Depends on the program. My recommendation - write a four year plan of classes you need to take to graduate on time. Does it looked cramped, or do you have a lot of room for electives? Which classes will delay your graduation if you need to retake? Is it possible to split up difficult classes between semesters? Share the plan with your advisor and professors teaching the classes. Does it make sense to them?
I did this and put together a plan that let me graduate a semester early while picking up a double minor.
The school work is about the same for any biology program, you'll be required to take some math, usually up to calc I or calc II, plus all your chemistry and organic chemistry and all that fun stuff.
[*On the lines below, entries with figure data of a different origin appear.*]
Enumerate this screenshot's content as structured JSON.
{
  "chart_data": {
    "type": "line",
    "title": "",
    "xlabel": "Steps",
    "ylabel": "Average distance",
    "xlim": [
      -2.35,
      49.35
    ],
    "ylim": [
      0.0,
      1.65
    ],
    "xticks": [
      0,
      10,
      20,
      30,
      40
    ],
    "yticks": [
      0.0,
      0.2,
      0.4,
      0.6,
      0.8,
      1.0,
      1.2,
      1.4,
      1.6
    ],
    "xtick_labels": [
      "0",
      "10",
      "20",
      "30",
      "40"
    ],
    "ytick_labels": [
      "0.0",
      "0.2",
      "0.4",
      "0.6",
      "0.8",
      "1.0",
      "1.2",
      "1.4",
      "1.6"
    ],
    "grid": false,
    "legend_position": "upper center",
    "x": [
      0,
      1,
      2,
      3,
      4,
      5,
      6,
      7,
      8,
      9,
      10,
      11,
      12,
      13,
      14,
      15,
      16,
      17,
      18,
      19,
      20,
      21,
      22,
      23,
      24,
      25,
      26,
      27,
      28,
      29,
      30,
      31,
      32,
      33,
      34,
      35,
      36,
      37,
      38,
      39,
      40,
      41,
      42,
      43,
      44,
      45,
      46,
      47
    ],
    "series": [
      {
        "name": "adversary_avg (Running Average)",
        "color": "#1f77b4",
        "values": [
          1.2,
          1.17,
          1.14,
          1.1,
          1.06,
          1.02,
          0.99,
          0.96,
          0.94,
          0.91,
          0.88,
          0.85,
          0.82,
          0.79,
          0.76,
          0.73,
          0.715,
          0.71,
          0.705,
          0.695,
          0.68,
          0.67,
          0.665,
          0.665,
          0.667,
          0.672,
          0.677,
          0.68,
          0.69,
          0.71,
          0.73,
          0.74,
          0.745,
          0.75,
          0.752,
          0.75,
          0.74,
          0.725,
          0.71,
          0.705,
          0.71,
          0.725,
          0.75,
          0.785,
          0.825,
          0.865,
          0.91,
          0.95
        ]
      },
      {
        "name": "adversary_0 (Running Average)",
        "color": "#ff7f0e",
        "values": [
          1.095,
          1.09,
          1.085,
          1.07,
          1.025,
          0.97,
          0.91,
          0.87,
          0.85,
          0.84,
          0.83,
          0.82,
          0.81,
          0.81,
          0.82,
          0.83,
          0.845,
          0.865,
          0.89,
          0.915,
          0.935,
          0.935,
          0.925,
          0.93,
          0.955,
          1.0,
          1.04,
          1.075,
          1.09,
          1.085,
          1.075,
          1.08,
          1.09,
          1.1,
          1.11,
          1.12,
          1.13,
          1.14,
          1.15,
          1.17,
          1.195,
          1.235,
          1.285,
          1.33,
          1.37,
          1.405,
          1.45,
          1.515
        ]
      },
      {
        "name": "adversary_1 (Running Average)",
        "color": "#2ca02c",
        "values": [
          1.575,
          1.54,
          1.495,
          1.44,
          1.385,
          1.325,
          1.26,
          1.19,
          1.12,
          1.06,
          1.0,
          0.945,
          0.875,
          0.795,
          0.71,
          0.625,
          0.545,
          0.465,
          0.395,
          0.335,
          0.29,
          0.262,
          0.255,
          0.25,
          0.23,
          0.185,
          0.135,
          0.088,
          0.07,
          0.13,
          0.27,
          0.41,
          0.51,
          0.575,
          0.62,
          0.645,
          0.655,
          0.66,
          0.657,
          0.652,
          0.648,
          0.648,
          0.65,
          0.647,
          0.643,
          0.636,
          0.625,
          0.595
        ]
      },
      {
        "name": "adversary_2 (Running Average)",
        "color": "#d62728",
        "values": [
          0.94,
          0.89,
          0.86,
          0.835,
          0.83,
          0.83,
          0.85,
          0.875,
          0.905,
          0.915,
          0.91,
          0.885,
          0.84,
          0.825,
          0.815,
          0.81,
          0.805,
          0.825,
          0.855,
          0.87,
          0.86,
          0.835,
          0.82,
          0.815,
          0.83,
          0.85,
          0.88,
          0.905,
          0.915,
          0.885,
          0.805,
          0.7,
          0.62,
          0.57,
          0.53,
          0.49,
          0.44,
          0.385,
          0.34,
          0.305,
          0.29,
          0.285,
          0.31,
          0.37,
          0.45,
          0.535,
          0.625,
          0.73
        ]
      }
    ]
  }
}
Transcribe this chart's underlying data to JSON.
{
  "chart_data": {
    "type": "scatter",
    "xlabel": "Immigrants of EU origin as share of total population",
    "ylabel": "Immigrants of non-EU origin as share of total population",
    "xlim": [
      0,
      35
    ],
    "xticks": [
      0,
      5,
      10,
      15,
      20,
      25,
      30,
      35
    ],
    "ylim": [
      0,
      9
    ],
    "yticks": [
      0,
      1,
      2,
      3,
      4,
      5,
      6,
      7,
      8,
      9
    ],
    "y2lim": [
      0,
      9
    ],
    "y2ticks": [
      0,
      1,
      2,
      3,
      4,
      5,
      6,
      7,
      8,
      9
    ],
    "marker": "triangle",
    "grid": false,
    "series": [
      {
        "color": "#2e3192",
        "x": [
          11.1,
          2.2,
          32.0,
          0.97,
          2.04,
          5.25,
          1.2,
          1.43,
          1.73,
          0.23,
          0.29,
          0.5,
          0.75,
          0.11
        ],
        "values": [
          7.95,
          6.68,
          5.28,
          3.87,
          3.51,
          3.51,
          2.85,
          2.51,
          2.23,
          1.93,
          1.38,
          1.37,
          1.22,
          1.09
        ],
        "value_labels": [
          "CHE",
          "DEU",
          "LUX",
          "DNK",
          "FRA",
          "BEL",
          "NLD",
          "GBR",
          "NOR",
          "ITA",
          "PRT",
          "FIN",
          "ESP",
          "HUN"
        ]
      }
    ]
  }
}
In my experience that's why lots of liberal arts people are afraid of science courses, because they can't handle that level of math and chemistry, which isn't even that high compared to other majors. But it can be challenging for those not science-inclined.
Dude no. Work hard, you can learn calc 3. Do all the homework on time. Do them all over again before the test. Study and review for class. You WILL DO WELL. YOU WILL PASS. YOU MAY GET AN A. Anon you have to realize you can't take the path of least resistance and expect a good outcome. Analyzing data will have a lot more math than you think.